Forum Moderators: bakedjake

Message Too Old, No Replies

What does it take to start a new search engine/database?

Or how to really get in trouble at home for spending too much time on net

         

Tapolyai

2:03 am on Nov 21, 2001 (gmt 0)

WebmasterWorld Senior Member 10+ Year Member



I keep reading these post and one thought keeps popping into my head.

What does it take to start a new search engine, spinder, database or whatever-you-want-to-call-it? Obviously there are differences, but let's take the simplest one, say a spidering search engine.

What do you need?
* Hardware
- for the server(s) that shows the engine
- for the server(s) that spider
* Software
- for searching / categorizing
- for the spiders
* Bandwidth
- the more the better for the cheaper
* People to manage/edit (? could be free like ODP or Zeal
* Advertising the server to others
- could be big $$ or could be done just as editing

I am sure I missed a lot of obvious ones but

What other roadblocks are there?

Eric_Jarvis

11:51 am on Nov 21, 2001 (gmt 0)

WebmasterWorld Senior Member 10+ Year Member



IMO the obvious one is the question "why?"
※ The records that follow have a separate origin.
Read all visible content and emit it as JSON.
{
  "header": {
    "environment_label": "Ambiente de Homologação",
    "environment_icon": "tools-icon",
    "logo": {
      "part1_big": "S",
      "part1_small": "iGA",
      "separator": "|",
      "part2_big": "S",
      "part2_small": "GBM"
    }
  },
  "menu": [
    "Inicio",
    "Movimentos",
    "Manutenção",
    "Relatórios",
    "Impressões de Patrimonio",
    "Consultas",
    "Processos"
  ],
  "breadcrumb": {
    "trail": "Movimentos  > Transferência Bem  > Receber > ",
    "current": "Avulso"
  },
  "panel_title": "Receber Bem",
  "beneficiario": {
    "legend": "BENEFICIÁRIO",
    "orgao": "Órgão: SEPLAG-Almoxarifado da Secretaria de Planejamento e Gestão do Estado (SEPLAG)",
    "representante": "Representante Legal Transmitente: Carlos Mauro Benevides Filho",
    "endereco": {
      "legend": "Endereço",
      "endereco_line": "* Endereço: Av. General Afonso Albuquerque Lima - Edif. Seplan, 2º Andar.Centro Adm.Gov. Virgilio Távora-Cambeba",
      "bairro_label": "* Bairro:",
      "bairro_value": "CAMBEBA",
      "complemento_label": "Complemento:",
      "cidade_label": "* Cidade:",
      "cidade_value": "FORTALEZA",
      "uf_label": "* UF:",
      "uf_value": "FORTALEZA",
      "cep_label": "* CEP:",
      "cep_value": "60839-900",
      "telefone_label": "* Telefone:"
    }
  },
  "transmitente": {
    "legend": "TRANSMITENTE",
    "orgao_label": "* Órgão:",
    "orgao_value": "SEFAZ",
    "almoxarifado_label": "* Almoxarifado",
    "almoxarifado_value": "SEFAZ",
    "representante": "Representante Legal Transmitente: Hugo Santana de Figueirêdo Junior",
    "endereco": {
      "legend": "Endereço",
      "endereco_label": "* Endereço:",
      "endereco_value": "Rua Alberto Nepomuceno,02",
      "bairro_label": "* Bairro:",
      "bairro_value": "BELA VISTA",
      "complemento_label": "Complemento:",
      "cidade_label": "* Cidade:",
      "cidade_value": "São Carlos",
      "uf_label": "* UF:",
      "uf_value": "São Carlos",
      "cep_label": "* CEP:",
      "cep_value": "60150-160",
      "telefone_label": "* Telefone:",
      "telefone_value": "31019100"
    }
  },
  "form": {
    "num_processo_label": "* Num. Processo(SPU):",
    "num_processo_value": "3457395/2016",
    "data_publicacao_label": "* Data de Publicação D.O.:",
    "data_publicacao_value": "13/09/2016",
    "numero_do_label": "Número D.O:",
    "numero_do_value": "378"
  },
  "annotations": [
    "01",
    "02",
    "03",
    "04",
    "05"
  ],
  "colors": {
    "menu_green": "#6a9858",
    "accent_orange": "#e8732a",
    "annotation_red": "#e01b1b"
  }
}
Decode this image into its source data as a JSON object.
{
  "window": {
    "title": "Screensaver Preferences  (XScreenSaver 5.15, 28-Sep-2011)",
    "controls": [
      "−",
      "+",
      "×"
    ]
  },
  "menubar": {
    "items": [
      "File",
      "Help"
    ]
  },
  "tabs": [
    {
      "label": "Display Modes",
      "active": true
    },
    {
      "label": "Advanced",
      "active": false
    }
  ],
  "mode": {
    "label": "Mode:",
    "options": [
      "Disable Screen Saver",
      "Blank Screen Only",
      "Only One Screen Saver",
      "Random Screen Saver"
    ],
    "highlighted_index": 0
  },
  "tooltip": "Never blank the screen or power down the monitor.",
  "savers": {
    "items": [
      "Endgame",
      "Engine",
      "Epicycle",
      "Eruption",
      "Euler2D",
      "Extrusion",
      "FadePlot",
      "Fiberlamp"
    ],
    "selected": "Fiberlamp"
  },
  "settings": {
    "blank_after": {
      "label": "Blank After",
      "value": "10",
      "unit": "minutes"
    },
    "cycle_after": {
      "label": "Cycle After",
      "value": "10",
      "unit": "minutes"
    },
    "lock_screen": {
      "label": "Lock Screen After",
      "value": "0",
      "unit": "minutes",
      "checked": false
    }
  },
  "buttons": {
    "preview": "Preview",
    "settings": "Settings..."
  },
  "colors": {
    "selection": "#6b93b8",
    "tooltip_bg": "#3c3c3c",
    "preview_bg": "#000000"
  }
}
unless you have a reason why your search engine will get used there really is no point

Key_Master

12:23 pm on Nov 21, 2001 (gmt 0)

WebmasterWorld Senior Member 10+ Year Member



You could write a book on the subject. Nothing simple about starting up a spidering search engine, especially if you want to be original. Just my 2 cents.

Tapolyai

1:26 am on Nov 22, 2001 (gmt 0)

WebmasterWorld Senior Member 10+ Year Member



Hmmm... Why? Because even DMOZ or ODP seems to be "influenced" by other organizations. From what I understand some backers are heavily weighting in, and distracting from the base idea.
Because I believe all "worthwhile" SEs will become for pay, and the top positions will be taken by for-profit or official non-profit sites, pushing out the "home brew" pages, which I believe really kick started the web.

Originality unfortunatelly is not my forte. As an engineer by trade, I tend to take several ideas, smash them together and create something new, but definitelly not original, just original use or implementation.

Obviously technology is not the roadblock.

Isn't most SEs started as FFA lists?

jeremy goodrich

10:55 pm on Nov 22, 2001 (gmt 0)

WebmasterWorld Senior Member 10+ Year Member



At one point, I was working on a search engine. What I would recommend to anybody else doing the same is first decide what your 'value proposition' is: a term from marketing in my college days, it is very important for a search engine.

Value proposition would be the reason that people would use the thing - not just you, because obviously, if you make it, you'll use it all the time.

What market would use it? Which would adopt it, and why would they switch from their current favorite (MSN, Yahoo, or AOL, or perhaps Google).

Read about the traffic Wisenut has recieved, to date. Their results are outstanding for such a young company, their db is huge, but nobody uses them (significantly) because it takes a lot of incredible PR to gain traffic.

The trick also is to come up with relevant, unique results. Alltheweb, Wisenut, and Google have incredible results, but they are all different. If they weren't, there would be no competitive differentiator, which is another thing very important for the aspiring search engine.

Hope these ideas help. Funding for a huge db is also a major issue, with CPU being crucial, along with tons of ram, and bandwidth for spidering. And good customer service, to handle the "why did you spider my site?" questions.

Good luck.

tedster

1:55 am on Nov 23, 2001 (gmt 0)

WebmasterWorld Senior Member 10+ Year Member



>> first decide what your 'value proposition' is

Right on the money -- also called USP (Unique Selling Proposition). And you want to make sure that your VP/USP fills a real need, not a manufactured need.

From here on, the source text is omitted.